“Jin – Jiyan – Azadi” (“Women, Life, Freedom”) – This slogan comes from the Kurdish freedom movement, and is a result of decades of grassroots activities and efforts of Kurdish women in one of the most economically deprived regions of Iran, the Kurdish provinces.

Last month, Iran’s morality police arrested Mahsa Amini, a twenty-two-year-old Kurdish Iranian who was visiting Tehran and apparently revealed some of her hair. She was sent to a reëducation camp, and, several days later, died while in custody. Her family members suspect she was killed in a beating at the hands of the police. Her death set off the most widespread protests—many of which have included women removing the head coverings mandated by Iran’s conservative government—that the country has seen since the Green Movement of 2009. The authorities responded by cracking down harshly, and there have been unconfirmed reports of protesters being killed by the government. The Iranian regime, currently led by an ailing Ayatollah Ali Khamenei, has tried clamping down on Internet access as well.
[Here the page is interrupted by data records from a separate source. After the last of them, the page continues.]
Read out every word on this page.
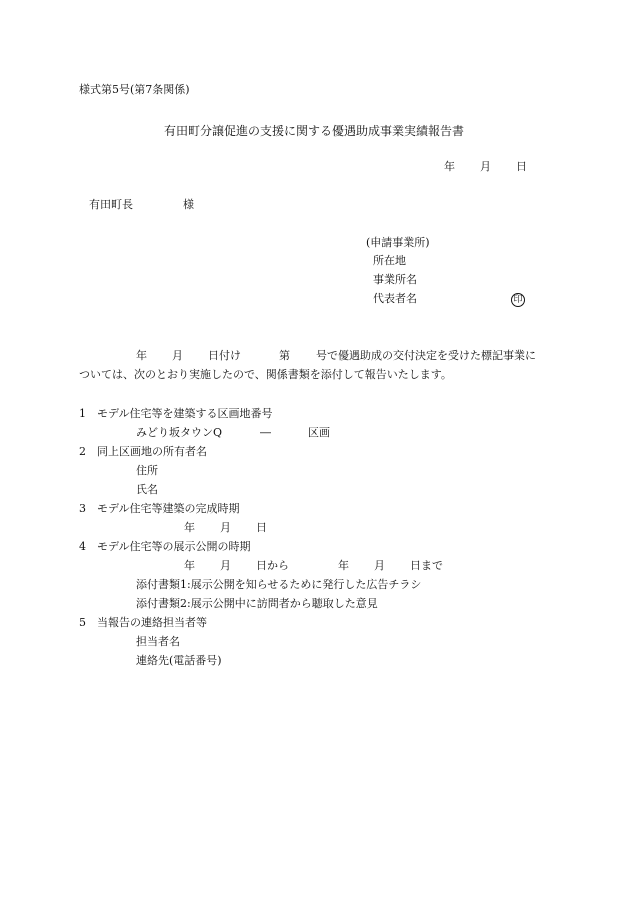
様式第5号(第7条関係)
有田町分譲促進の支援に関する優遇助成事業実績報告書
年 月 日
有田町長	様
(申請事業所)
所在地
事業所名
代表者名	印
年 月 日付け	第 号で優遇助成の交付決定を受けた標記事業に
ついては、次のとおり実施したので、関係書類を添付して報告いたします。
1 モデル住宅等を建築する区画地番号
みどり坂タウンQ	―	区画
2 同上区画地の所有者名
住所
氏名
3 モデル住宅等建築の完成時期
年 月 日
4 モデル住宅等の展示公開の時期
年 月 日から	年 月 日まで
添付書類1:展示公開を知らせるために発行した広告チラシ
添付書類2:展示公開中に訪問者から聴取した意見
5 当報告の連絡担当者等
担当者名
連絡先(電話番号)
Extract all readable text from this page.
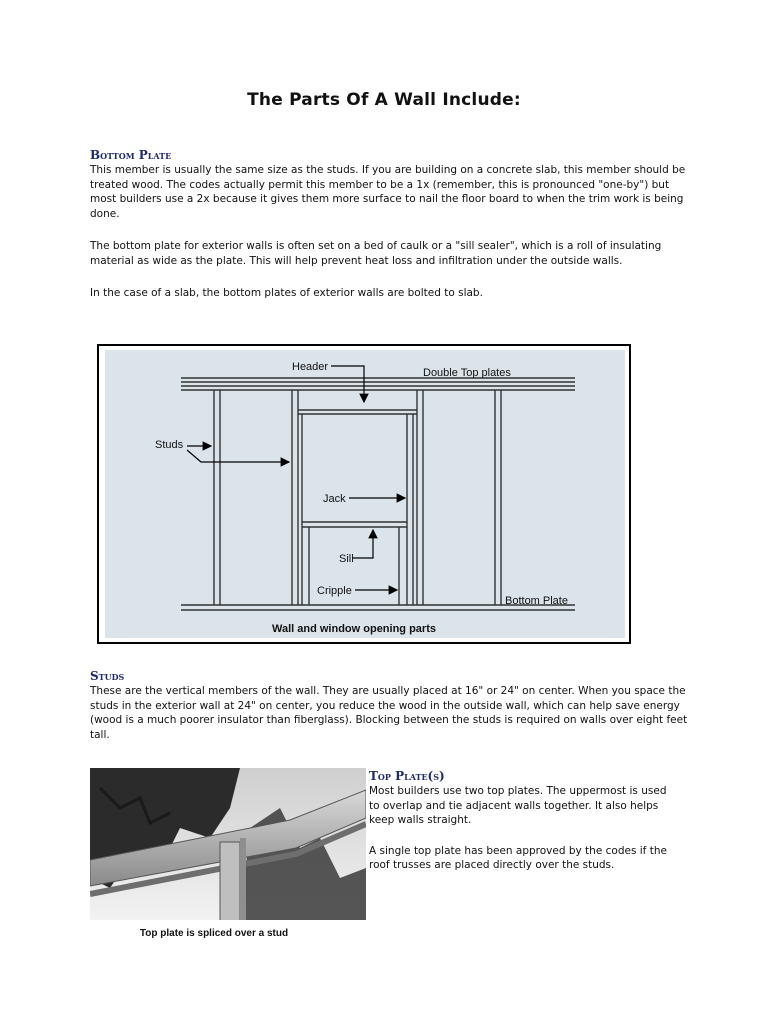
The Parts Of A Wall Include:
Bottom Plate

This member is usually the same size as the studs. If you are building on a concrete slab, this member should be treated wood. The codes actually permit this member to be a 1x (remember, this is pronounced "one-by") but most builders use a 2x because it gives them more surface to nail the floor board to when the trim work is being done.

The bottom plate for exterior walls is often set on a bed of caulk or a "sill sealer", which is a roll of insulating material as wide as the plate. This will help prevent heat loss and infiltration under the outside walls.

In the case of a slab, the bottom plates of exterior walls are bolted to slab.

Header	Double Top plates
Studs
Jack
Sill
Cripple
Bottom Plate
Wall and window opening parts
Studs

These are the vertical members of the wall. They are usually placed at 16" or 24" on center. When you space the studs in the exterior wall at 24" on center, you reduce the wood in the outside wall, which can help save energy (wood is a much poorer insulator than fiberglass). Blocking between the studs is required on walls over eight feet tall.

Top plate is spliced over a stud
Top Plate(s)

Most builders use two top plates. The uppermost is used to overlap and tie adjacent walls together. It also helps keep walls straight.

A single top plate has been approved by the codes if the roof trusses are placed directly over the studs.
The Iranian scholar Fatemeh Shams, who has been living in exile since 2009, teaches Persian literature at Penn, and is the author of the book “A Revolution in Rhyme: Poetic Co-option Under the Islamic Republic.” During an interview with “The New Yorker”, she explains what distinguishes the current protests from others in Iran’s past, the place and importance of Iran’s Kurdish minority in the uprising, and the benefits and drawbacks of leaderless movements. Shams puts it as follows:

“I think you can get a very good sense of any revolutionary episode or movement from its slogans. And the central slogan of this revolution, in my view, is quite different from previous ones—from the one in 1979, and then if you go back in history, to the turn of the twentieth century, which was the constitutional revolution. The central slogan of this revolution is “Women, Life, Freedom.” You can compare this with one of the main slogans of the 1979 revolutionary movement, which was “Bread, Work, Freedom.” It was the central slogan of the Communist Labor Party, which had been inspired by the revolutionary movement in Russia.

But here, the focus, the core of this revolutionary movement, is the bodily autonomy of women, and reclaiming the bodily autonomy of women. This slogan comes from the Kurdish freedom movement, and is a result of decades of grassroots activities and efforts of Kurdish women in one of the most economically deprived regions of Iran, the Kurdish provinces. The Kurdish women of Kurdistan and Turkey used this slogan for the first time. And Abdullah Öcalan, the leader of the emancipatory Kurdish movement, in 1998 gave a very famous speech in which he said that women are basically the first captives in history and until they’re not liberated, any emancipatory movement, in fact, will be doomed to fail.”